The parish is almost entirely downland and farmland. The settlements are Manton House (with Manton Stables, where racehorses are trained) and the hamlet of Clatford.

==Etymology==
The name Preshute is first attested in 1185, in the form Prestcheta, 1249, as Presteshethe, and 1252, as Preschut. Its first element is thought to be the Old English word prēost ("priest"), but its second element is less clear. It could be the Old English word ciete ("cottage"), in which case the name once meant "priest's cottage", or it could be the Common Brittonic word that survives in modern Welsh as coed ("woodland"), in which case it meant "priest's woodland".

==History==
In the 12th or 13th century the boundary between Preshute and Marlborough was immediately west of Marlborough Castle, and the parish included the settlements of Manton and Clatford.

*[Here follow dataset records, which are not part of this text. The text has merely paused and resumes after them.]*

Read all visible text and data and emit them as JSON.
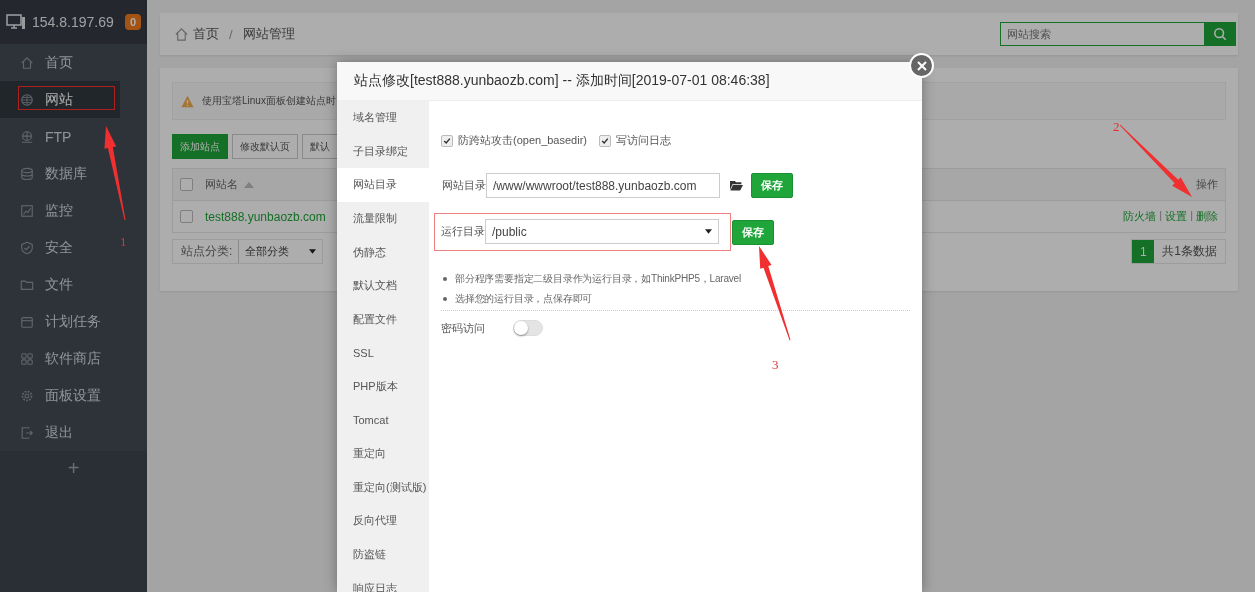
{
  "server": {
    "ip": "154.8.197.69",
    "badge": "0"
  },
  "sidebar": {
    "items": [
      {
        "label": "首页",
        "selected": false,
        "highlighted": false
      },
      {
        "label": "网站",
        "selected": true,
        "highlighted": true
      },
      {
        "label": "FTP",
        "selected": false,
        "highlighted": false
      },
      {
        "label": "数据库",
        "selected": false,
        "highlighted": false
      },
      {
        "label": "监控",
        "selected": false,
        "highlighted": false
      },
      {
        "label": "安全",
        "selected": false,
        "highlighted": false
      },
      {
        "label": "文件",
        "selected": false,
        "highlighted": false
      },
      {
        "label": "计划任务",
        "selected": false,
        "highlighted": false
      },
      {
        "label": "软件商店",
        "selected": false,
        "highlighted": false
      },
      {
        "label": "面板设置",
        "selected": false,
        "highlighted": false
      },
      {
        "label": "退出",
        "selected": false,
        "highlighted": false
      }
    ],
    "add": "+"
  },
  "breadcrumb": {
    "items": [
      "首页",
      "网站管理"
    ],
    "separator": "/"
  },
  "search": {
    "placeholder": "网站搜索"
  },
  "notice": "使用宝塔Linux面板创建站点时",
  "toolbar_buttons": [
    {
      "label": "添加站点",
      "kind": "primary"
    },
    {
      "label": "修改默认页",
      "kind": "default"
    },
    {
      "label": "默认",
      "kind": "default"
    }
  ],
  "table": {
    "select_all_checked": false,
    "columns": [
      "网站名",
      "操作"
    ],
    "rows": [
      {
        "checked": false,
        "name": "test888.yunbaozb.com",
        "actions": [
          "防火墙",
          "设置",
          "删除"
        ],
        "action_separators": [
          "|",
          "|"
        ]
      }
    ]
  },
  "category": {
    "label": "站点分类:",
    "value": "全部分类"
  },
  "pagination": {
    "pages": [
      {
        "label": "1",
        "selected": true
      }
    ],
    "total": "共1条数据"
  },
  "modal": {
    "title": "站点修改[test888.yunbaozb.com] -- 添加时间[2019-07-01 08:46:38]",
    "tabs": [
      {
        "label": "域名管理",
        "selected": false
      },
      {
        "label": "子目录绑定",
        "selected": false
      },
      {
        "label": "网站目录",
        "selected": true
      },
      {
        "label": "流量限制",
        "selected": false
      },
      {
        "label": "伪静态",
        "selected": false
      },
      {
        "label": "默认文档",
        "selected": false
      },
      {
        "label": "配置文件",
        "selected": false
      },
      {
        "label": "SSL",
        "selected": false
      },
      {
        "label": "PHP版本",
        "selected": false
      },
      {
        "label": "Tomcat",
        "selected": false
      },
      {
        "label": "重定向",
        "selected": false
      },
      {
        "label": "重定向(测试版)",
        "selected": false
      },
      {
        "label": "反向代理",
        "selected": false
      },
      {
        "label": "防盗链",
        "selected": false
      },
      {
        "label": "响应日志",
        "selected": false
      }
    ],
    "options": [
      {
        "label": "防跨站攻击(open_basedir)",
        "checked": true
      },
      {
        "label": "写访问日志",
        "checked": true
      }
    ],
    "site_dir": {
      "label": "网站目录",
      "value": "/www/wwwroot/test888.yunbaozb.com",
      "button": "保存"
    },
    "run_dir": {
      "label": "运行目录",
      "value": "/public",
      "button": "保存",
      "highlighted": true
    },
    "tips": [
      "部分程序需要指定二级目录作为运行目录，如ThinkPHP5，Laravel",
      "选择您的运行目录，点保存即可"
    ],
    "password_access": {
      "label": "密码访问",
      "on": false
    }
  },
  "annotations": [
    {
      "label": "1"
    },
    {
      "label": "2"
    },
    {
      "label": "3"
    }
  ]
}
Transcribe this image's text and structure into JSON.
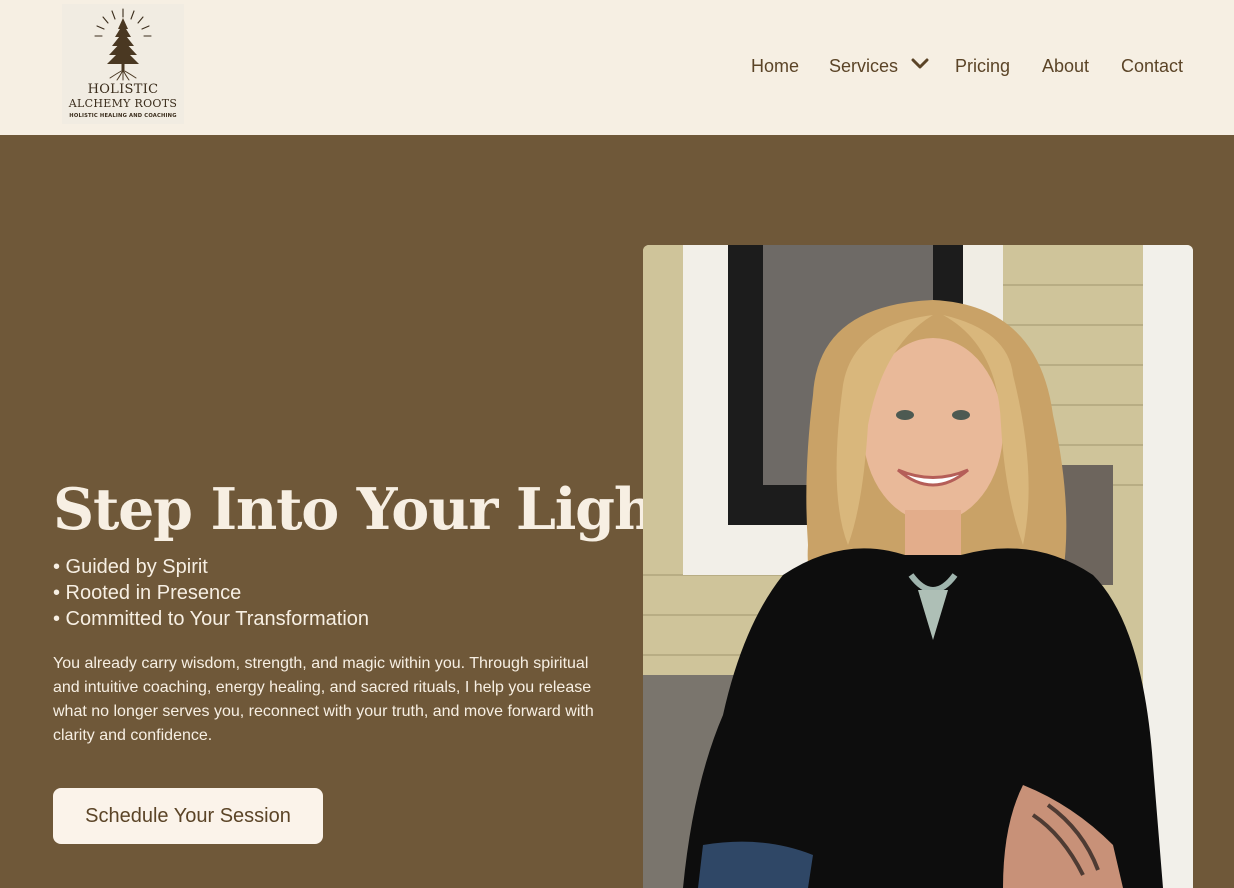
{
  "brand": {
    "name_line1": "HOLISTIC",
    "name_line2": "ALCHEMY ROOTS",
    "tagline": "HOLISTIC HEALING AND COACHING"
  },
  "nav": {
    "items": [
      {
        "label": "Home"
      },
      {
        "label": "Services"
      },
      {
        "label": "Pricing"
      },
      {
        "label": "About"
      },
      {
        "label": "Contact"
      }
    ]
  },
  "hero": {
    "title": "Step Into Your Light",
    "bullets": [
      "• Guided by Spirit",
      "• Rooted in Presence",
      "• Committed to Your Transformation"
    ],
    "description": "You already carry wisdom, strength, and magic within you. Through spiritual and intuitive coaching, energy healing, and sacred rituals, I help you release what no longer serves you, reconnect with your truth, and move forward with clarity and confidence.",
    "cta_label": "Schedule Your Session"
  },
  "colors": {
    "header_bg": "#f6efe3",
    "hero_bg": "#6f5839",
    "nav_text": "#5b4427",
    "hero_text": "#f7efe3",
    "button_bg": "#fbf3ea"
  },
  "icons": {
    "logo_mark": "pine-tree-sunburst-icon",
    "services_dropdown": "chevron-down-icon"
  }
}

On 9 November 1901 the parish was abolished and split to form "Preshute Within" and "Preshute Without"; parts also went to North Savernake and Mildenhall. On 1 October 1925 Preshute Without was renamed "Preshute", and the area of Preshute Within – including Preshute church – was transferred to Marlborough parish. In 1934 the Marlborough boundary was moved further west to include Manton.

==Church==
The Anglican Church of St George is at about 0.6 mi west of the centre of Marlborough, beyond Marlborough College and just south of the Kennet. It has a 15th-century tower and was restored in 1854 by T.H. Wyatt; it is Grade II* listed and forms part of the Marlborough Benefice.

This area was identified as Preshute as recently as the 1961 (7th series) Ordnance Survey map but on current maps and road signs it is part of Manton.

==School==
Preshute Primary School is in Manton, outside the parish.